While authors consider a large number of transmission pairs, some epidemiological data may be limited by recall bias e.g. date of symptom onset. Additional unknown factors aside from time to isolation, NPIs or population immunity could have resulted in the reduction of the serial interval. Additionally, the effect of other NPIs and population immunity could not be disentangled.

Value added

Authors demonstrate that rapid case isolation can be an effective NPI. They additionally show that the serial interval is not a fixed interval as is often assumed and can be impacted significantly by non-pharmaceutical interventions. The use of “effective” serial intervals in analyses may provide better estimates of the reproduction number.

Our take —

Using a stochastic transmission model, authors compared the impact of different contact tracing strategies in reducing Re (effective reproductive number) from 1.2, an assumed value that represents SARS-CoV-2 transmission in settings with physical distancing. A traditional contact tracing scenario was generally unable to bring R to below 1 if there were testing delays, whereas decreases in R achieved through contact tracing via mobile apps was more robust to these delays due to their high contact tracing coverage.

Study design

Modeling/Simulation

Study population and setting

Using a stochastic compartmental model originally developed for smallpox vaccination, authors analyzed how delays in testing and contact tracing at the population level impact Re (effective reproductive number) and the proportion of transmissions that could be prevented per index case. To explore trade-offs within different components of a contact tracing program on Re, authors used their model to explore many sets of parameters. Among these, the authors defined a single conventional contact tracing scenario (80% testing coverage, 80% and 50% tracing coverage of close and casual contacts respectively, 4 day testing delay from symptom onset to receiving a test result, 3 day tracing delay from returning a case test result to contact quarantine) in relation to multiple mobile app contact tracing scenarios that had wider ranges in their assumed testing and tracing coverages and zero-day testing and tracing delays.

Summary of Main Findings

Assuming an app-based scenario where 80% of symptomatic persons were tested, 80% of their contacts traced, and testing and tracing delays were zero days, R was reduced from 1.2 to 0.8 (0.7-1.0) and 79.9% of transmission events were prevented. When the testing delay was three days or more, it was not possible to reduce R from 1.2 to below 1 (even when there was no tracing delay) . Mobile app-based tracing scenarios were more effective due to a combination of zero testing and tracing delays and greater tracing coverage for close and casual contacts.
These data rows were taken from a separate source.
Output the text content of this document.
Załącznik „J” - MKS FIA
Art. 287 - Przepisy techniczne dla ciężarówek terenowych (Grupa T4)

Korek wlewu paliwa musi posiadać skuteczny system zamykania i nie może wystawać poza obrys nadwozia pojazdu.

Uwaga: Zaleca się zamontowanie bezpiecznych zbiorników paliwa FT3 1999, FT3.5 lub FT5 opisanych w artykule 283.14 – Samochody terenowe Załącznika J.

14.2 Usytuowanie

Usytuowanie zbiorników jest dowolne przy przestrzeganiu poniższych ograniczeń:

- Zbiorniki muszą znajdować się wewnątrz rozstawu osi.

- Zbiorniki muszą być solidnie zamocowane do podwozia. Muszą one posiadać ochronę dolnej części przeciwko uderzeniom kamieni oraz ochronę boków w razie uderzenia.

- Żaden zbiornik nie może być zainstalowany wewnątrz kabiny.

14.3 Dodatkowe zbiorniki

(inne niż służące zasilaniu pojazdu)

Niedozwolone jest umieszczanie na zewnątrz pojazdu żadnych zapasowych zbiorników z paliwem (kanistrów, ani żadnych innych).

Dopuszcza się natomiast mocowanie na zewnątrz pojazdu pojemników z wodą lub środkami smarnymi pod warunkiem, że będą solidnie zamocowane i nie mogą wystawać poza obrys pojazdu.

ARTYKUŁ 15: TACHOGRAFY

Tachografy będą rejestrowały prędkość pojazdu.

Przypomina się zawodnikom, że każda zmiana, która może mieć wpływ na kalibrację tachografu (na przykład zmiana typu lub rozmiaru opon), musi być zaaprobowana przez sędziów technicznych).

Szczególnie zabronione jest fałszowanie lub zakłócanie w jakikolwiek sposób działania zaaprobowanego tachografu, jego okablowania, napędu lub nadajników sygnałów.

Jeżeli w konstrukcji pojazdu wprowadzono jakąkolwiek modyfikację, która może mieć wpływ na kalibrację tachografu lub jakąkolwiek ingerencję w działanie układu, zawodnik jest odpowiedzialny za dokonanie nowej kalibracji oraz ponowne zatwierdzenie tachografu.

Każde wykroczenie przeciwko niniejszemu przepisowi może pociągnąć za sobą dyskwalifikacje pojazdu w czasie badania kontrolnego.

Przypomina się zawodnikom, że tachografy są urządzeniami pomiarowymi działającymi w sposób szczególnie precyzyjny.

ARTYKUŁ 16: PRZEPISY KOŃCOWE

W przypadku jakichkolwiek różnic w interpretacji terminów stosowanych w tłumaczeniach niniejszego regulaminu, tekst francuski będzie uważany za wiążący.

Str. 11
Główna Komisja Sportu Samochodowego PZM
Sensitivity analysis showed, however, that high testing and tracing coverage were more important in reducing transmission than time delays. Even assuming a two-day testing delay, contact tracing via a mobile app could keep R below 1 as long as 80% symptomatic persons are tested and 80% of their contacts traced.

Study Strengths

This study accounts for all individual components of contact tracing (e.g., timing of index case infection through quarantining of contacts). Model assumptions were also based on real-world experience from public health professionals working in contact tracing.

Limitations

Considering the high testing coverage in the modeled scenarios, the reductions to R described in this study may be unrealistic in settings like the United States. Further, the authors use the terms “conventional” and “mobile app-based” contact tracing to refer to model assumptions. Thus, we urge caution in assuming these results would apply generically to a conventional or app-based contact tracing program, as their real-world performances could vary widely and even overlap.

Value added

Previous work indicates that contact tracing and isolation alone may not be sufficient to control outbreaks and that other interventions may be needed. This study assessed the degree to which each component of a contact tracing program contributes to its effectiveness.